At first it was just a pile of paper collecting in one corner of my life after trips to the post office. Bills went in the holder on the bookshelf. Outdoor clothing catalogs went on the coffee table for quick perusal and disposal. Wedding invitations went on the kitchen counter.
I mailed back RSVP cards for local weddings.
But summer was months away. I still had plenty of time to decide which "overlooking the sea" weddings I would attend.
There are so many this year.
They say the average age for marriage among my generation is 25, higher than it's ever been. From my vantage point, it seems that 30 or 31 is closer to the truth. Something about that 30th birthday gets the clock ticking. Before you know it, you're sending out "we request the pleasure of your presence" on birdseed paper to 150 of your closest friends and the family members who are paying.
Now, I'm waist deep in blank RSVP cards, mostly for weddings on the East Coast. Mostly too far apart to catch more than one inside my two weeks of paid vacation.
I mention all this because I know I'm not the only one going through the "who shall I offend this year" invitation shuffle.
Since this time last week, I've listened to several friends at barbecues and at the coffee shop wring their hands about the wedding dilemma.
As I listened, I realized how lucky I was.
Fortunately for me, this year's wedding season is happening thanks to my male friends.
My female friends are still in graduate school, working at becoming unmarriageable.
Ergo, I don't have to wear a single puffy-sleeved bridesmaid dress this year. I just have to show up and be a dot in the pews and a fool at the reception.
Other than your funeral, weddings are the only time when you get to invite people from all those chapters of your life into one small room. You want them all to meet, drink and eat small sandwiches together.
That's why I've received invitations from friends as far back as high school.
I'm paranoid to go to the mailbox. Who will send one today? That guy from the Greyhound? He was going to be a famous rapper. He made me read the rhymes he had written in a three-ring notebook. In Greyhound time, the ride from Tulsa to Philadelphia is a lifetime to spend with someone. I probably should go to his wedding.

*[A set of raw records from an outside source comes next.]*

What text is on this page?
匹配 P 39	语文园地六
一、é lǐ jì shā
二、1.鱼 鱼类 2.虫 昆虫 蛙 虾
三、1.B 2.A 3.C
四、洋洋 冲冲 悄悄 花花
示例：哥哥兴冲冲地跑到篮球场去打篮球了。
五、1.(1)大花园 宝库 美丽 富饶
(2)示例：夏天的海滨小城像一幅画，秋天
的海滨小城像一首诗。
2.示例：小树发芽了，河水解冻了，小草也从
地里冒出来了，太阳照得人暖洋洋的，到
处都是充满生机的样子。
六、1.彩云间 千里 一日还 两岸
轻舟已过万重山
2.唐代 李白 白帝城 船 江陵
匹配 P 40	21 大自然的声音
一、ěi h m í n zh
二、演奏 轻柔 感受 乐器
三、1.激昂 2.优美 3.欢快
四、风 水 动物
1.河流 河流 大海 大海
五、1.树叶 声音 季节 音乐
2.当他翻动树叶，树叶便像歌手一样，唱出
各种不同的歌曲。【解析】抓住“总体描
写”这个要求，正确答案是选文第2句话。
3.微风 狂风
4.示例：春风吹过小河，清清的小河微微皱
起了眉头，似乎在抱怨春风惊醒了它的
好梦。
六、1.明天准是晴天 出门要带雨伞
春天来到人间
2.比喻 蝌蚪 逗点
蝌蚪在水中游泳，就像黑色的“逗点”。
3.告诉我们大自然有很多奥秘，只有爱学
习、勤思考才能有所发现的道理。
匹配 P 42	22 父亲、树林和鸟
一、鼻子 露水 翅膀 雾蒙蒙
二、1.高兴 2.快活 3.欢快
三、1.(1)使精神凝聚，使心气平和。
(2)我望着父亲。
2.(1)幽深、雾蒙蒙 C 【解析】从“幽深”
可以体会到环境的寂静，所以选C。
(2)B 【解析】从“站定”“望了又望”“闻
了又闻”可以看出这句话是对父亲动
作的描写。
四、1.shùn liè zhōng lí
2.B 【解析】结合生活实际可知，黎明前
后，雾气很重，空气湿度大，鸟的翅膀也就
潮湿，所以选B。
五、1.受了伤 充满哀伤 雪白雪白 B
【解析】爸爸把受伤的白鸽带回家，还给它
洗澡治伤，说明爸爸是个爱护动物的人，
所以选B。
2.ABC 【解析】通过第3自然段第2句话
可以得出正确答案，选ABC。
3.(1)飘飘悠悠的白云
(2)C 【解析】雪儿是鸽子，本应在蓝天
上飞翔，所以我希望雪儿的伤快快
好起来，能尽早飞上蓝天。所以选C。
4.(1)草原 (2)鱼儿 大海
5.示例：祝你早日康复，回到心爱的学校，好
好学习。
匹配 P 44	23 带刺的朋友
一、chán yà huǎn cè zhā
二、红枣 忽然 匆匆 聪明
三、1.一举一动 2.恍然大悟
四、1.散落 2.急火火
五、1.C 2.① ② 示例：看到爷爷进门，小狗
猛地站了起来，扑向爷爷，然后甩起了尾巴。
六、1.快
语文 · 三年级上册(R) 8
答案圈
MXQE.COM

What about the woman I waited tables with in Jackson? We had been so close that winter. Or the regular customers at the coffee shop where I worked in college? We talked every morning for almost a year. Maybe I should go to their weddings.
Eenie, Meanie, Minie, Moe.
Suddenly, I'm back on the playground. Everyone is staring at me, and I have to pick who will be on my team. I get the wink from one friend and the conspiratorial smile from another.
How do you decide which one of your friends is worth a plane ticket and a week off work? Are your closest friends the ones who know you right now? Are they the ones who have known you the longest? Are they the ones with the best caterer?
Just when I thought it didn't really matter which one I chose, I started receiving the "are you coming?" calls.
On Saturday, the phone rang.
I already had decided to skip the wedding of my almost best friend from high school. Yes, he had always saved a seat for me during those teenage late nights at Denny's. Was that enough? We hadn't spoken in years, but there he was on the other line.
We had one of those two hour, catching-up-on-everything-and-everyone conversations that ended with "we'll be friends forever" and then the dreaded question: Are you coming to the wedding?
To which I answered, maybe. Probably. I'll have to get back to you in June.